The affenpinscher is square-proportioned, compact and sturdy, with medium bone. It is a smaller version of a working terrier, and as such is not a delicate dog. This is an active, tough dog that is agile enough to catch and dispatch rats and mice. Its gait is light, sound and confident. The affenpinscher has a monkeylike facial expression with long eyebrows and beard, which lends it an air of comic seriousness. This breed's rough coat is about 1 inch long on its body and somewhat longer on its head, neck, chest, stomach and legs. The coat type provided protection from vermin and harsh conditions.
The affenpinscher lives up to its name — "monkey terrier" — in both looks and actions. A terrier at heart, it is busy, inquisitive, bold and stubborn, but it also loves to monkey around, being playful and mischievous. It tends to bark and even climb. Unlike most terriers, it is fairly good with other dogs and pets. This little dog is best with a family that likes entertainment and has a very good sense of humor.
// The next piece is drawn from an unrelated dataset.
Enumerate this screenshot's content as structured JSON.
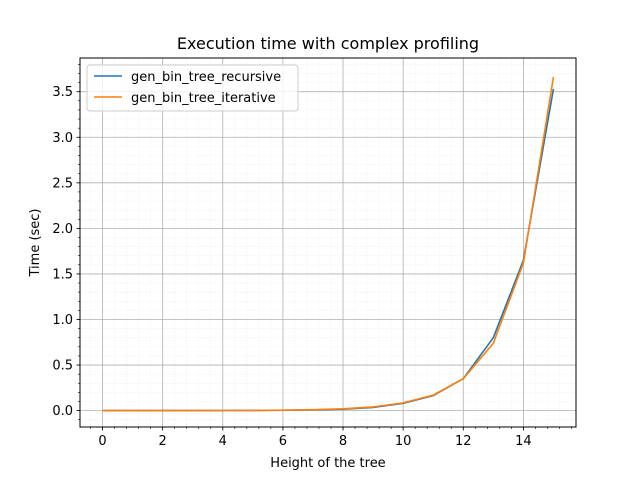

The affenpinscher's name describes it well: affen, meaning "monkey," and pinscher, meaning "terrier." In France the affenpinscher is known as the diablotin moustachu — "moustached little devil" — which also aptly describes it! As one of the oldest toy breeds, the affenpinscher's origins are obscure. Paintings by the old Dutch masters from the 15th century often included dogs resembling affenpinschers, but more definite evidence of the breed is absent. Small terriers adept at dispatching rats were abundant in central Europe by the 17th century. In Germany, they were used to rid stables and kitchens of rodents. Even smaller versions of these dogs were preferred for ladies' lap dogs, as they were able to kill mice in the home, warm their mistress' laps and amuse entire households with their antics. This small version eventually became the affenpinscher, which was later refined by occasional crosses with the pug, German pinscher and German silky pinscher. The affenpinscher in turn became the progenitor of other wire-coated toys, most notably the Brussels griffon. The breed was most popular in Germany, which can lay claim as its homeland. In 1936 the AKC recognized the affenpinscher, but World War II slowed any momentum in popularity the breed had gained. Since then, the breed has remained extremely rare even in America and Germany, its comparative strongholds.